Plaintiffs cite Diece-Lisa Industries, Inc. v. Disney Enterprises, Inc., 943 F.3d 239 (5th Cir. 2019), as the most procedurally analogous case. They rely on it for the proposition that vacatur of a party-changing order automatically restores parties and claims to where they were before the vacated order. That contention is true in a typical, run-of-the-mill case, such as the intellectual property claims at issue in Diece-Lisa.5 In a vacuum, the vacatur of a judgment restores the status quo.

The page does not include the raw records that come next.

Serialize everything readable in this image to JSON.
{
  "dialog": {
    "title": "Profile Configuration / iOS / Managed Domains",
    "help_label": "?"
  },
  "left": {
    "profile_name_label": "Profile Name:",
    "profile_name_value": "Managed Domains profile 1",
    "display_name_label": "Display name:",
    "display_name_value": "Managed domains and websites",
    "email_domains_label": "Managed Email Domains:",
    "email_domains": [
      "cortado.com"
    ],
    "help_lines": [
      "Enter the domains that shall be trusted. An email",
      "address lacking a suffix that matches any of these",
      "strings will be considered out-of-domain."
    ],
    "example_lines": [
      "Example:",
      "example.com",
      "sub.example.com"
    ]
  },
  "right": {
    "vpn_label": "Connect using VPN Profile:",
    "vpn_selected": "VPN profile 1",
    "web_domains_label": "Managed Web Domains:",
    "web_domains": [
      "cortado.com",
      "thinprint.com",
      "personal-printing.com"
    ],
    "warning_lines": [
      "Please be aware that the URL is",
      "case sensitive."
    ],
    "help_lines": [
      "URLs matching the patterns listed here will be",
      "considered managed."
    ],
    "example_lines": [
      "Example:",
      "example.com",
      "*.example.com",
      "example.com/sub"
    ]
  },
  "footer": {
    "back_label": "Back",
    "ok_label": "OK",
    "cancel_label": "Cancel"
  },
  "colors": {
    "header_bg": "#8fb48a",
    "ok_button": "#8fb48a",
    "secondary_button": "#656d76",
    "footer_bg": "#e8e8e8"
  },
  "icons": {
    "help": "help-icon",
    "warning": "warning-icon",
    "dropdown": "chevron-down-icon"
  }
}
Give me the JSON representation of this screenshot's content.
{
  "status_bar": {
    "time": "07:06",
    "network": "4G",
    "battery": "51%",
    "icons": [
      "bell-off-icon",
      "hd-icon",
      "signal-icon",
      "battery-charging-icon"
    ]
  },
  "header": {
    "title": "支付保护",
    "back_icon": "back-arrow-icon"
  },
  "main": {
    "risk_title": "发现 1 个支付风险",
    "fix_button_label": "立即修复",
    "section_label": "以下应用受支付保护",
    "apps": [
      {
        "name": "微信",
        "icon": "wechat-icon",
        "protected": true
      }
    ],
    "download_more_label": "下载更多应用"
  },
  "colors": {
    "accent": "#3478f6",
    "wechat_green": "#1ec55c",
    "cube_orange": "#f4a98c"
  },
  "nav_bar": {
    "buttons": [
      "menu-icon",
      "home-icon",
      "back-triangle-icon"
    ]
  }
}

But plaintiffs fire a blank when extending Diece-Lisa to vacatur of a case that calls into question the territorial limitations of this circuit's power. In Diece-Lisa, a district court misused judicial discretion to dismiss an amended complaint that added new defendants. See id. at 253–55. Diece-Lisa restored the status quo through vacatur by reinstating the defendants to the case so that the district court could properly rule on its jurisdiction over them and the validity of the claims against them. See id. At no point were claims against defendants removed from the court's jurisdictional control. The addition of parties in Diece-Lisa's vacated order, as compared to the improper subtraction of a party with a subsequent jurisdiction transfer here, is a distinction with a difference.

Indeed, transferring the case out of our territorial jurisdiction is the crux of the issue. In Bruck, we cited Red Barn, which stated that “[i]t seems uncontroversial in this situation that a transfer to another circuit removes the case from our jurisdiction, and numerous circuits have stated that rule plainly.” Red Barn, 794 F.3d at 484 (citations omitted); see also Bruck, 30 F.4th at 423–24. “Once the files in a case are transferred physically to the court in the transferee district, the transferor court loses all jurisdiction over the case.” Chrysler Credit Corp. v. Country Chrysler, 928 F.2d 1509, 1516–17 (10th Cir. 1991) (collecting cases). For that reason, in Bruck, the issuance of the mandamus merely ordered that the district court request the return of the case from New Jersey—nothing more. Bruck, 30 F.4th at 436–37; see also Chrysler, 928 F.2d at 1516–20.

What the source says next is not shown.